At the southern tip of the Uco Valley, Vineyard 1955 refers to the year in which this old-growth Malbec was planted. A shallow soil which combines silt, sand and limestone rocks, produces exceptionally low yields - often under 700g per vine - and lends surprising freshness, salinity and minerality to the Malbec, which otherwise has the expected concentration of fruit with a pleasingly elegant balance.
TintoNegro strays from Malbec with a 100% Cabernet Franc. As in the hilltops of St Emilion, the limestone-rich soil at 1,200m in the Uco Valley suits the varietal very well. The expression has intense floral aromatics, bright red fruit and chalky minerality.
And, while Mausbach and Sejanovich are undoubted Masters of Malbec, they are also keen to show off Mendoza and the Andes in all their glory - and that means planting the other great Argentinian grape, Torrontés.

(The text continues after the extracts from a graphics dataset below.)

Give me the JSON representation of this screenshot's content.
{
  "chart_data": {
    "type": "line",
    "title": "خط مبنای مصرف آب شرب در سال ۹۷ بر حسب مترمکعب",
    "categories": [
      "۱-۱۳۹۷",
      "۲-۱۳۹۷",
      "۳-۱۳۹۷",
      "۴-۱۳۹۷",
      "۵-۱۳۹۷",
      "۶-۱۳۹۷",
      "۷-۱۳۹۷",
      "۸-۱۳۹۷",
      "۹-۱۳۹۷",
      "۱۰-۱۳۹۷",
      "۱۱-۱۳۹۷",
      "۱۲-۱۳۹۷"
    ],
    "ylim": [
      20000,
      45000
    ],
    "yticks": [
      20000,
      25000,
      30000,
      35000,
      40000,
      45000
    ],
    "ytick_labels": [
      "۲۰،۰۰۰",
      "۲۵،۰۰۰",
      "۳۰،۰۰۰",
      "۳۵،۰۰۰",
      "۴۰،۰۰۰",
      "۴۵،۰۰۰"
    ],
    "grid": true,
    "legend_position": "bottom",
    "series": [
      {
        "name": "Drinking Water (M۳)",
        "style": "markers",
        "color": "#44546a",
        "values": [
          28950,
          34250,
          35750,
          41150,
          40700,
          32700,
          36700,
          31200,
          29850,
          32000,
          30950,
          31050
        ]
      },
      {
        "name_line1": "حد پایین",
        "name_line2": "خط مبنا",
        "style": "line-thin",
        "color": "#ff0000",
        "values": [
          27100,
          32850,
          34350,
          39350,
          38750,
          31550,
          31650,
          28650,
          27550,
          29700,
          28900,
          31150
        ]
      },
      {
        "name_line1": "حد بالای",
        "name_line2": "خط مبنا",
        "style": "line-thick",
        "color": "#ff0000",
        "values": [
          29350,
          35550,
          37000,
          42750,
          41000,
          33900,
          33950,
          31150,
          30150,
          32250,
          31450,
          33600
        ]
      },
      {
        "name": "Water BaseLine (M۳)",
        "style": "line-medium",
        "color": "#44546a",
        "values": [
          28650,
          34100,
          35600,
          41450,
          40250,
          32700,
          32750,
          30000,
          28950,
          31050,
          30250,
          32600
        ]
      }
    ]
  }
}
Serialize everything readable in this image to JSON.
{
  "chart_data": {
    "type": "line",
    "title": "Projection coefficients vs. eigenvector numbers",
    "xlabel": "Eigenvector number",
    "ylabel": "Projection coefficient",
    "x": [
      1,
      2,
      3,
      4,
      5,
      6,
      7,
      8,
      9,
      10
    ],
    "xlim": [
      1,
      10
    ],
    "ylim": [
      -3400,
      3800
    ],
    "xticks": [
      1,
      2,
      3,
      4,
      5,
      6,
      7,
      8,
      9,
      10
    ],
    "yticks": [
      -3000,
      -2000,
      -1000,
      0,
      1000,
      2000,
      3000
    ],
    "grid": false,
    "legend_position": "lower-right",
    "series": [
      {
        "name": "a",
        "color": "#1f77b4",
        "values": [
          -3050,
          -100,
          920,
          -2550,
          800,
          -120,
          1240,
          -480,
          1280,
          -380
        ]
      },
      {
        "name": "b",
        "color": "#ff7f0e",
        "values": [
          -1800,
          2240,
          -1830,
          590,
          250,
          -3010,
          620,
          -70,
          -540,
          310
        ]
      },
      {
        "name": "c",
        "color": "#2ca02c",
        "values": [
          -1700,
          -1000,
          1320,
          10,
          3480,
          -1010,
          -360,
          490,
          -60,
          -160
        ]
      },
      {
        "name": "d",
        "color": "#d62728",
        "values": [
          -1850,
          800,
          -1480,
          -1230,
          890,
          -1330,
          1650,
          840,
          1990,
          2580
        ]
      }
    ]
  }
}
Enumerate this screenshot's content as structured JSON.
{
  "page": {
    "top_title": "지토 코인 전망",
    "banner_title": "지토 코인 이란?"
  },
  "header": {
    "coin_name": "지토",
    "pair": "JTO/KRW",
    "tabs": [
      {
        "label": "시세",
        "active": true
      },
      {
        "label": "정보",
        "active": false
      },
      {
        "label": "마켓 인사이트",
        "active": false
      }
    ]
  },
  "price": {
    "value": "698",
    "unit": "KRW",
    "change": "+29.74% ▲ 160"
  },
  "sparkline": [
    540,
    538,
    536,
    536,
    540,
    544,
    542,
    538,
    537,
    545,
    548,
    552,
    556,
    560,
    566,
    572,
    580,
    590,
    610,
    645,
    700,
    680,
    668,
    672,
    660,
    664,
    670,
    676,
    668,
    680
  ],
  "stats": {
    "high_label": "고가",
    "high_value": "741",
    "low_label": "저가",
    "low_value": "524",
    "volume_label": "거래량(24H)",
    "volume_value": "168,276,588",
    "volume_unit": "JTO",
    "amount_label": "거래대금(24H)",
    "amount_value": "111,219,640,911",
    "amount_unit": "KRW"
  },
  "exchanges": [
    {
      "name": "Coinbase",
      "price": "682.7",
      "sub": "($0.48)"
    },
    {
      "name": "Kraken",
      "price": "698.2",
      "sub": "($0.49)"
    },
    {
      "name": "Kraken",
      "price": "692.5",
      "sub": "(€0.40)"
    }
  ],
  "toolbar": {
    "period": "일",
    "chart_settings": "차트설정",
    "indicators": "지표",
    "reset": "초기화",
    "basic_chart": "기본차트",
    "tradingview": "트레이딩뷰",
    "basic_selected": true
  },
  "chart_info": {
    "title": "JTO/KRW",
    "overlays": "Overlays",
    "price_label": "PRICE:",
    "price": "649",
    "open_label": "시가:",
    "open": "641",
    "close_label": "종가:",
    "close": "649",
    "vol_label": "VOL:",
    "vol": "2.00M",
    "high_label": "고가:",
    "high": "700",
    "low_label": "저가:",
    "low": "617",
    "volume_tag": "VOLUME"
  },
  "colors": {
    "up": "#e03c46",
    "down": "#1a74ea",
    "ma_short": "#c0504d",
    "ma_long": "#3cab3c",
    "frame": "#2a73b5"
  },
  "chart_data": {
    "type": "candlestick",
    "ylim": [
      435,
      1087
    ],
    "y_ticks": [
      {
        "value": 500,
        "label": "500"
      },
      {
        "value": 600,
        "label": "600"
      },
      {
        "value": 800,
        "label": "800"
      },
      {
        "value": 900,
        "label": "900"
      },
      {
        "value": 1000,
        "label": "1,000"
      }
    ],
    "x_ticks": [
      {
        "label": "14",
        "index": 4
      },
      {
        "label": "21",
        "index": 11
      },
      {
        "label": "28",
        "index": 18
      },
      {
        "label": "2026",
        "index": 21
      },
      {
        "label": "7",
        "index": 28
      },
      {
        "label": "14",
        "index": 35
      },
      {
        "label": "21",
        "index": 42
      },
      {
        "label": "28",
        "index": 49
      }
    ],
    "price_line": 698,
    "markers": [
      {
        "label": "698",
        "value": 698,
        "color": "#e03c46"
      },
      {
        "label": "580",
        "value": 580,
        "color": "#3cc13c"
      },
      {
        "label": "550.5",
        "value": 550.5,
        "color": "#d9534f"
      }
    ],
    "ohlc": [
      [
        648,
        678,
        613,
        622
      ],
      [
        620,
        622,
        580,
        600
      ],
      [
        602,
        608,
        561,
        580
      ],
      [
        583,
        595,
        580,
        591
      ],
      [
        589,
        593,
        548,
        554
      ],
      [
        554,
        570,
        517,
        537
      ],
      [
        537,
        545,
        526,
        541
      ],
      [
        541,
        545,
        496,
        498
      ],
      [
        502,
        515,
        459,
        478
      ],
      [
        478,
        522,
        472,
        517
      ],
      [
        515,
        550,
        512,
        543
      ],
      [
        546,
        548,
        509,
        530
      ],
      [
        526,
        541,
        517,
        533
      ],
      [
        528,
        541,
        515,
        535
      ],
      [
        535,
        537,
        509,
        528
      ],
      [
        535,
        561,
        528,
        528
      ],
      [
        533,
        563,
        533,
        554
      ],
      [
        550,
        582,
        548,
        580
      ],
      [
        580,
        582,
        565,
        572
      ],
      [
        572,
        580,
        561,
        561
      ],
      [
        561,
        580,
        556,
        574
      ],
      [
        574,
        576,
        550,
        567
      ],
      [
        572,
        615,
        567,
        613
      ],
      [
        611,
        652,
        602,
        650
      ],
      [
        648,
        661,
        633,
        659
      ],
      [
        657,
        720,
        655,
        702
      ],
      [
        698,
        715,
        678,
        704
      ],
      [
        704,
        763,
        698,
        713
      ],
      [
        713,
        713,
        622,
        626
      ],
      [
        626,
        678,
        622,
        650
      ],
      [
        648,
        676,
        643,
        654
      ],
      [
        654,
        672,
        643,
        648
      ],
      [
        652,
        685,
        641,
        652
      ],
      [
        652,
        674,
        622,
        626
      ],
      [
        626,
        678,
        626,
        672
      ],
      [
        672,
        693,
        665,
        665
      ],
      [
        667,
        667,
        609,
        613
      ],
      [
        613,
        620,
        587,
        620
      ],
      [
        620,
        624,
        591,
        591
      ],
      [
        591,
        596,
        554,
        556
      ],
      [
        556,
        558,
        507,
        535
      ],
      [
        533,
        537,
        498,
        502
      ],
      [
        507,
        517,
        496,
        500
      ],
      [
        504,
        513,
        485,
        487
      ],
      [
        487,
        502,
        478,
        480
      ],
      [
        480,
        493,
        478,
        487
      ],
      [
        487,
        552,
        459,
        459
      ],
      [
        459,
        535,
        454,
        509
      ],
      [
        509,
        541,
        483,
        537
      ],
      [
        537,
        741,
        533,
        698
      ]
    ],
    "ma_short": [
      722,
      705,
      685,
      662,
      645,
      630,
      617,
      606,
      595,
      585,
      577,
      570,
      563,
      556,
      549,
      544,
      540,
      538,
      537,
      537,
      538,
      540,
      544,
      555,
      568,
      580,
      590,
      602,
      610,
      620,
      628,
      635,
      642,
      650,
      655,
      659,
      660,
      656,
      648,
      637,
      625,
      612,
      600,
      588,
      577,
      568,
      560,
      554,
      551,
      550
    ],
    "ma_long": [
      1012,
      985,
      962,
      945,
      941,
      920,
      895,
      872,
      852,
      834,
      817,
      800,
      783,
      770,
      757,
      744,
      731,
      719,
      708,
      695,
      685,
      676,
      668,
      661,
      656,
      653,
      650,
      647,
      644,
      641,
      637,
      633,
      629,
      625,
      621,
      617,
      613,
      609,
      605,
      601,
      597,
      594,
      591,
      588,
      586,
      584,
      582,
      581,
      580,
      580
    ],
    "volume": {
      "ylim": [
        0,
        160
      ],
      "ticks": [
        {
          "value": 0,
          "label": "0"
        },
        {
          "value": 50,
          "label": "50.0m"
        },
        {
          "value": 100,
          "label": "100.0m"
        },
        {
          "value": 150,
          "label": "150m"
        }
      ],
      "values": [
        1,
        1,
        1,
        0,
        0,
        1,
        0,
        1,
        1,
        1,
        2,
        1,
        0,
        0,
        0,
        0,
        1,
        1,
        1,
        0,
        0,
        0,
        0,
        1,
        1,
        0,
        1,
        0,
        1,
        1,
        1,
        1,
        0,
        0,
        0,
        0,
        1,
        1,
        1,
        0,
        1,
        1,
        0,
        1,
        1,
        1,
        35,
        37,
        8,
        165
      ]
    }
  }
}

Inveterate mountain-lovers that they are, they have achieved this at an eye-watering 1,650m height in the Cafayate Valley in Salta Province, northern Argentina. The resulting white wine - released under their Manos Negras label - is fresh, with dancing floral aromas, zesty citrus flavours and a clean, finessed finish.
It seems that Nebraska’s loss is the wine-drinking world’s gain.